Hi, I’m in trouble with distributed.barrier()
, I use this to let other ranks wait for rank0 to do test and save parm, when using DDP training all rank share param so I think no need to use all ranks to do test and save.
Some code here.
distributed.barrier() # first barrier
for epoch in range(resume_epoch, epochs):
tic = time.time()
if not cfg.data.transform.dali_pipe:
train_sampler.set_epoch(epoch)
train_one_epoch(model, train_loader, Loss, optimizer, epoch, lr_scheduler, logger, (top1_acc, loss_record, *train_dc),
scaler, gpu, args, cfg)
if is_first_rank:
one_epoch_time_cost = int(time.time() - tic)
train_speed = cfg.data.num_training_samples // one_epoch_time_cost
train_time_cost = "%02d:%02d:%02d" % seconds_to_time(one_epoch_time_cost)
logger.info(f'Finish one epoch cost {train_time_cost}, speed: {train_speed} samples/s.')
if not cfg.test.no_test:
test(model, val_loader, Loss, epoch, logger, (top1_acc, top5_acc, loss_record), gpu)
acc = top1_acc.get()
checkpoint = {
'model': model.state_dict(),
'optimizer': optimizer.state_dict(),
'scaler': scaler.state_dict(),
'lr_scheduler': lr_scheduler.state_dict(),
}
torch.save(checkpoint, '{}/{}_{}_{:.5}.pt'.format(args.out_path, cfg.model.network, epoch, acc))
if acc > best_top1_acc:
old_backbone = '{}/{}_backbone_{:.5}.pth'.format(args.out_path, cfg.model.network, best_top1_acc)

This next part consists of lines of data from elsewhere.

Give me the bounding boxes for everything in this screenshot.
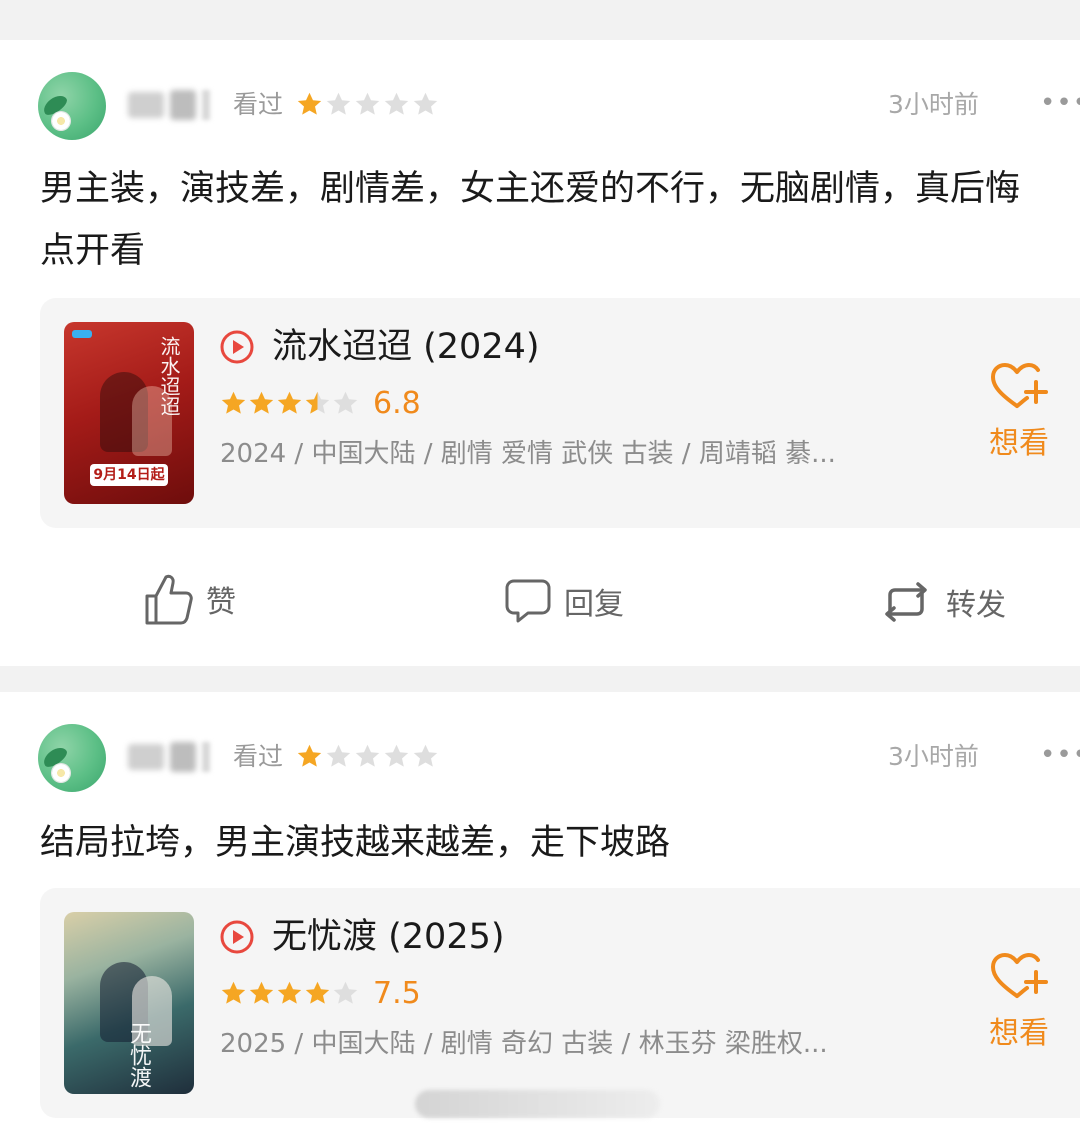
watch-status: 看过 — [233, 742, 284, 771]
want-label: 想看 — [989, 1016, 1049, 1051]
watch-status: 看过 — [233, 90, 284, 119]
username-redacted[interactable] — [128, 85, 222, 125]
watermark — [415, 1090, 660, 1118]
star-icon — [305, 981, 330, 1004]
timestamp: 3小时前 — [888, 742, 979, 771]
review-text: 结局拉垮，男主演技越来越差，走下坡路 — [40, 823, 671, 863]
star-icon — [297, 92, 322, 115]
star-icon — [277, 391, 302, 414]
repost-button[interactable]: 转发 — [878, 580, 1006, 624]
movie-title[interactable]: 流水迢迢 (2024) — [272, 325, 540, 369]
want-to-watch-button[interactable]: 想看 — [974, 952, 1064, 1054]
user-rating-stars — [296, 743, 439, 770]
want-to-watch-button[interactable]: 想看 — [974, 362, 1064, 464]
movie-rating-stars — [220, 390, 359, 417]
movie-card[interactable]: 无忧渡 无忧渡 (2025) 7.5 2025 / 中国大陆 / 剧情 奇幻 古… — [40, 888, 1080, 1118]
timestamp: 3小时前 — [888, 90, 979, 119]
thumbs-up-icon — [145, 574, 193, 625]
movie-rating-stars — [220, 980, 359, 1007]
star-icon — [326, 744, 351, 767]
avatar[interactable] — [38, 72, 106, 140]
star-icon — [333, 391, 358, 414]
review-card: 看过 3小时前 ••• 结局拉垮，男主演技越来越差，走下坡路 无忧渡 无忧渡 (… — [0, 692, 1080, 1129]
star-icon — [221, 981, 246, 1004]
poster-title: 流水迢迢 — [157, 336, 181, 416]
user-rating-stars — [296, 91, 439, 118]
repost-label: 转发 — [946, 588, 1006, 623]
comment-icon — [505, 579, 551, 623]
more-options-icon[interactable]: ••• — [1040, 735, 1080, 775]
heart-plus-icon — [991, 363, 1048, 408]
movie-poster[interactable]: 无忧渡 — [64, 912, 194, 1094]
star-icon — [297, 744, 322, 767]
star-icon — [249, 981, 274, 1004]
want-label: 想看 — [989, 426, 1049, 461]
movie-meta: 2025 / 中国大陆 / 剧情 奇幻 古装 / 林玉芬 梁胜权... — [220, 1029, 828, 1059]
star-icon — [277, 981, 302, 1004]
like-button[interactable]: 赞 — [144, 572, 236, 626]
play-icon[interactable] — [220, 920, 254, 954]
star-icon — [221, 391, 246, 414]
movie-score: 6.8 — [373, 386, 421, 421]
like-label: 赞 — [206, 585, 236, 620]
poster-date: 9月14日起 — [90, 464, 168, 486]
movie-card[interactable]: 流水迢迢 9月14日起 流水迢迢 (2024) 6.8 2024 / 中国大陆 … — [40, 298, 1080, 528]
movie-poster[interactable]: 流水迢迢 9月14日起 — [64, 322, 194, 504]
play-icon[interactable] — [220, 330, 254, 364]
review-text: 男主装，演技差，剧情差，女主还爱的不行，无脑剧情，真后悔点开看 — [40, 169, 1021, 271]
star-icon — [413, 92, 438, 115]
star-icon — [333, 981, 358, 1004]
poster-title: 无忧渡 — [126, 1022, 151, 1088]
heart-plus-icon — [991, 953, 1048, 998]
avatar[interactable] — [38, 724, 106, 792]
star-icon — [355, 744, 380, 767]
more-options-icon[interactable]: ••• — [1040, 83, 1080, 123]
movie-meta: 2024 / 中国大陆 / 剧情 爱情 武侠 古装 / 周靖韬 綦... — [220, 439, 836, 469]
star-icon — [355, 92, 380, 115]
star-icon — [413, 744, 438, 767]
star-icon — [384, 92, 409, 115]
star-icon — [305, 391, 330, 414]
movie-score: 7.5 — [373, 976, 421, 1011]
star-icon — [384, 744, 409, 767]
movie-title[interactable]: 无忧渡 (2025) — [272, 915, 505, 959]
reply-button[interactable]: 回复 — [504, 578, 624, 624]
star-icon — [326, 92, 351, 115]
username-redacted[interactable] — [128, 737, 222, 777]
review-card: 看过 3小时前 ••• 男主装，演技差，剧情差，女主还爱的不行，无脑剧情，真后悔… — [0, 40, 1080, 666]
star-icon — [249, 391, 274, 414]
repost-icon — [885, 582, 927, 622]
top-separator — [0, 0, 1080, 40]
reply-label: 回复 — [564, 587, 624, 622]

if os.path.exists(old_backbone):
os.remove(old_backbone)
best_top1_acc = acc
torch.save(checkpoint['model'], '{}/{}_backbone_{:.5}.pth'.format(args.out_path, cfg.model.network, acc))
if cfg.data.transform.dali_pipe.enable:
train_loader.reset()
logger.info(f"rank:{gpu} got here.")
distributed.barrier()
logger.info(f"rank:{gpu} pass here.")
My issue is all rank could pass first barrier, and all rank could get second barrier but no one pass it.
Could you please give me some advice?